Friday, November 19, 2010

Angels or Demons

Following up on my recent post regarding Angels' reduced appetite for seed and startup investing, the October 2, 2010 print edition of The Economist presents a brief article entitled "Venture Capital: Angels or demons?", which argues the opposite point, describing a category of creature it dubs super angels "who run funds that invest in deals considered too small to be of interest to traditional venture-capital firms.":

Established firms have rediscovered their appetite for seed funding: Greylock Partners, a well-known venture firm, this week said it had launched a $20m seed fund.

So, the question is, which is it? Well, obviously it can be both. One problem we face is what I term the Depth-of-Field Problem. The concept of depth of field derives the world of photography and describes the range of clarity that surrounds a point of focus. The greater our distance from a point of focus, the more things look alike. The closer we are, the greater variety we can distinguish.

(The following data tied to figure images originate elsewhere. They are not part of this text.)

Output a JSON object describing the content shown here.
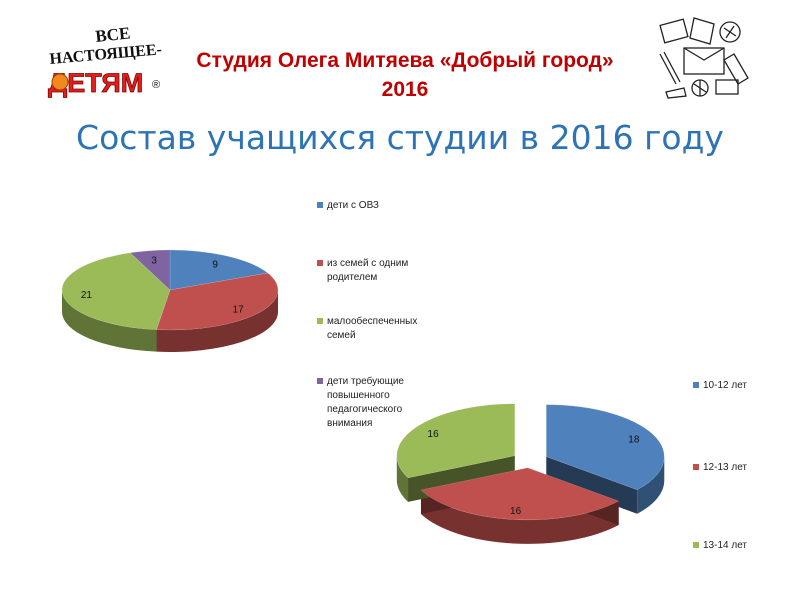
{
  "header": {
    "title_line1": "Студия Олега Митяева «Добрый город»",
    "title_line2": "2016"
  },
  "logo": {
    "line1": "ВСЕ",
    "line2": "НАСТОЯЩЕЕ-",
    "line3": "ДЕТЯМ",
    "mark": "®"
  },
  "slide_title": "Состав учащихся студии в 2016 году",
  "colors": {
    "blue": "#4f81bd",
    "red": "#c0504d",
    "green": "#9bbb59",
    "purple": "#8064a2",
    "title_red": "#c00000",
    "title_blue": "#2e74b5"
  },
  "chart_data": [
    {
      "type": "pie",
      "style": "3d",
      "title": "",
      "categories": [
        "дети с ОВЗ",
        "из семей с одним родителем",
        "малообеспеченных семей",
        "дети требующие повышенного педагогического внимания"
      ],
      "values": [
        9,
        17,
        21,
        3
      ],
      "colors": [
        "#4f81bd",
        "#c0504d",
        "#9bbb59",
        "#8064a2"
      ],
      "legend_position": "right"
    },
    {
      "type": "pie",
      "style": "3d-exploded",
      "title": "",
      "categories": [
        "10-12 лет",
        "12-13 лет",
        "13-14 лет"
      ],
      "values": [
        18,
        16,
        16
      ],
      "colors": [
        "#4f81bd",
        "#c0504d",
        "#9bbb59"
      ],
      "legend_position": "right"
    }
  ]
}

This often leads us to stereotype and cluster that which we have the least experience with, as the title of the above cited article implies: angels or demons? Despite entrepreneurs' and investors' possibly differing motivations, it is possible to find common ground. From my vantage, the greatest need in our economy is for seed and startup funds, which often provide the spark to an entrepreneur's kindling. Anyone interested in providing it is an angel in my book.

***Edited to add:
Here's a link to the Greylock Discover Fund, cited above, which anticipates investments from $25k -$500k.

Tuesday, November 9, 2010

Angels Decreased Appetite for Seed and Startup Investing

Posted on Angels Decreased Appetite for Seed and Startup.

Here's the alarming statistic:
Angels’ seed and start-up stage investing declined to its lowest level in several years...
The question remains: who will pick up the slack? Will SBIR be renewed at a moment in the economy when seed capital is most crucial?

More importantly, will the politicians elected to office in Washington (on both sides of the aisle) finally find the will and inspiration to alter the face of our economy, by shifting the focus from protecting jobs at large corporations to encouraging business creation?

We need more small businesses, that create jobs, and grow into large businesses. We need a new economy. We need innovation, and rejuvenation. Entrepreneurs do that. Let's mow down the weeds, and let entrepreneurs compete and thrive!

Wednesday, November 3, 2010

What's so free about the market?

In case any of you had any lingering suspicions that there actually exists anything close to a free market in the United States, that produces anything even resembling a level playing field for all participants (Giants and Lilliputians alike) think again. Here's a little excerpt from the Wall Street Journal article about General Motors that link goes to:
Now it turns out, according to documents filed with federal regulators, the revamping left the car maker with another boost as it prepares to return to the stock market. It won't have to pay $45.4 billion in taxes on future profits.

The tax benefit stems from so-called tax-loss carry-forwards and other provisions, which allow companies to use losses in prior years and costs related to pensions and other expenses to shield profits from U.S. taxes for up to 20 years. In GM's case, the losses stem from years prior to when GM entered bankruptcy.
Whether or not a "free market" could produce ideal circumstances for supply and demand to determine fair pricing on all things from wages to food (a suspect and highly debatable point even in the abstract), we may never know. Ideology, rage, and protest aside (all of which are in the ascension these days), there is no free market extant. Unless we work to mitigate the inequities in the system, meaning in clear language, remove the barriers to competition on the merits of a company's technology or services, rather than any number of pre-existing advantages, there is no high ground on either side of the debate.

I wonder if any of the changes in Washington will allow leaders to step up to the plate, swing, and crack the ball high and over the fence. Only time shall tell.